I have a task where I need to look up for sequences in a file. When doing a test application, I have read file as string (File.ReadAllText) and used string.IndexOf to look up for a sequence. When I tried to implement the same algorithm with bytes (reading file as byte array and looking up byte array in byte array), I noticed that looking for byte[] in byte[] is about 3 times as slow as looking for string in string. I made sure to check it throughly, and exactly the same code, one using byte[] and other using string, take 3 times as much to execute - like, 16s for byte vs ~5s for string.
For looking up byte arrays, I used ways described here byte[] array pattern search. For looking up strings, I used built-in IndexOf function of string class. Here is one of the implementations of IndexOf for byte[] I tried:
public int IndexOf(byte[] source, byte[] pattern, int startpos = 0)
{
int search_limit = source.Length - pattern.Length;
for (int i = startpos; i < search_limit; i++)
{
if (source[i] == pattern[0])
{
bool found = true;
for (int j = 1; j < pattern.Length; j++)
{
if (source[i + j] != pattern[j])
{
found = false;
break;
}
}
if (found)
return i;
}
}
return -1;
}
Basically, looking up next match for sequence of bytes in bytes array takes three time as long as looking up next match for sequence of chars in string. My question is - WHY?
Does anyone know how .Net handles looking up chars in string, what kind of optimisation it does, what algorithm it uses? Is there a faster algorithm than the one I'm using here? Maybe someone has an idea what I'm doing wrong here so that it takes more time than it should? I really do not understand how looking up string in string can be 3 times as fast as looking up byte[] in byte[]...

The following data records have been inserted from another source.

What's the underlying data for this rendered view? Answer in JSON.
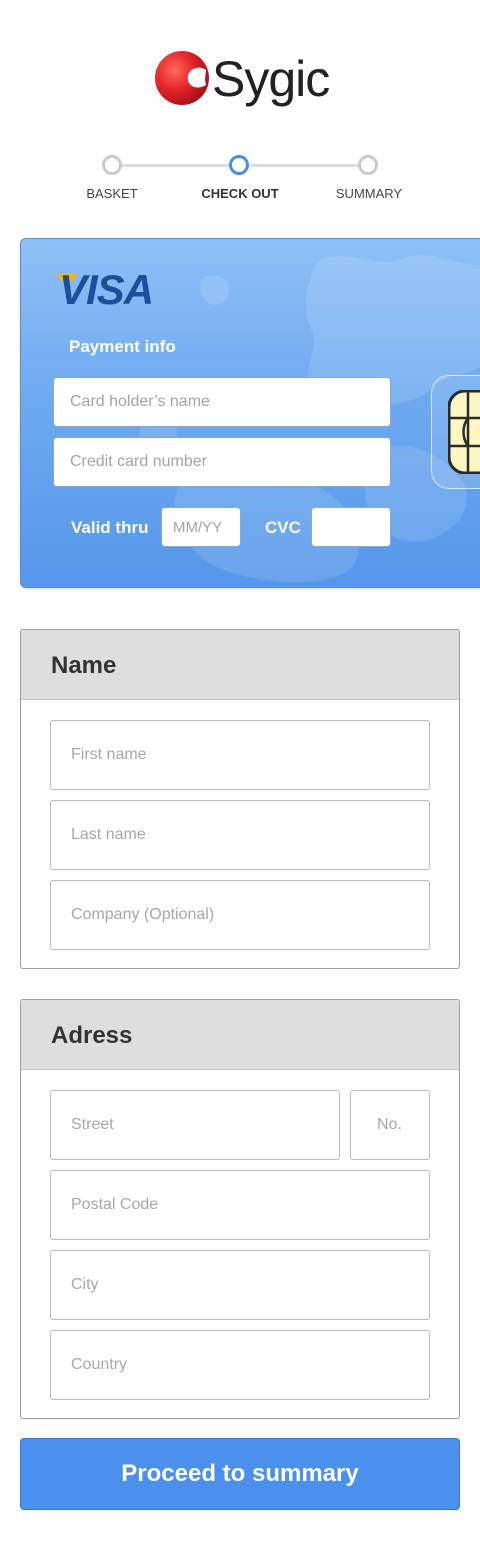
{
  "brand": {
    "name": "Sygic",
    "reg": "®",
    "accent": "#e52528"
  },
  "steps": [
    {
      "label": "BASKET",
      "active": false
    },
    {
      "label": "CHECK OUT",
      "active": true
    },
    {
      "label": "SUMMARY",
      "active": false
    }
  ],
  "card": {
    "brand_logo": "VISA",
    "title": "Payment info",
    "holder_placeholder": "Card holder’s name",
    "number_placeholder": "Credit card number",
    "valid_label": "Valid thru",
    "valid_placeholder": "MM/YY",
    "cvc_label": "CVC",
    "cvc_placeholder": "",
    "color": "#6eaaf0"
  },
  "name_section": {
    "title": "Name",
    "first_placeholder": "First name",
    "last_placeholder": "Last name",
    "company_placeholder": "Company (Optional)"
  },
  "address_section": {
    "title": "Adress",
    "street_placeholder": "Street",
    "number_placeholder": "No.",
    "postal_placeholder": "Postal Code",
    "city_placeholder": "City",
    "country_placeholder": "Country"
  },
  "actions": {
    "proceed_label": "Proceed to summary",
    "color": "#4a90ec"
  }
}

UPDATE: I have tried the unsafe algorithm as suggested. It was as follows:
public static unsafe long IndexOfFast(byte[] Haystack, byte[] Needle, long startpos = 0)
{
long i = startpos;
fixed (byte* H = Haystack) fixed (byte* N = Needle)
{
for (byte* hNext = H + startpos, hEnd = H + Haystack.LongLength; hNext < hEnd; i++, hNext++)
{
bool Found = true;
for (byte* hInc = hNext, nInc = N, nEnd = N + Needle.LongLength; Found && nInc < nEnd; Found = *nInc == *hInc, nInc++, hInc++) ;
if (Found) return i;
}
return -1;
}
}
}
strange thing is, it actually proved to be twice as slow! I changed it to add my personal tweak (checking first letter before attempting to iterate through needle) and it looks like this now:
public static unsafe long IndexOfFast(byte[] Haystack, byte[] Needle, long startpos = 0)
{
long i = startpos;
fixed (byte* H = Haystack) fixed (byte* N = Needle)
{
for (byte* hNext = H + startpos, hEnd = H + Haystack.LongLength; hNext < hEnd; i++, hNext++)
{
if (*hNext == *N)
{
bool Found = true;
for (byte* hInc = hNext+1, nInc = N+1, nEnd = N + Needle.LongLength; Found && nInc < nEnd; Found = *nInc == *hInc, nInc++, hInc++) ;
if (Found) return i;
}
}
return -1;
}
}
Now, it takes exactly the same time to execute as the safe one. My question is again - any ideas why? Shouldn't it be faster because it's unsafe and operates with pointers, when compared to safe?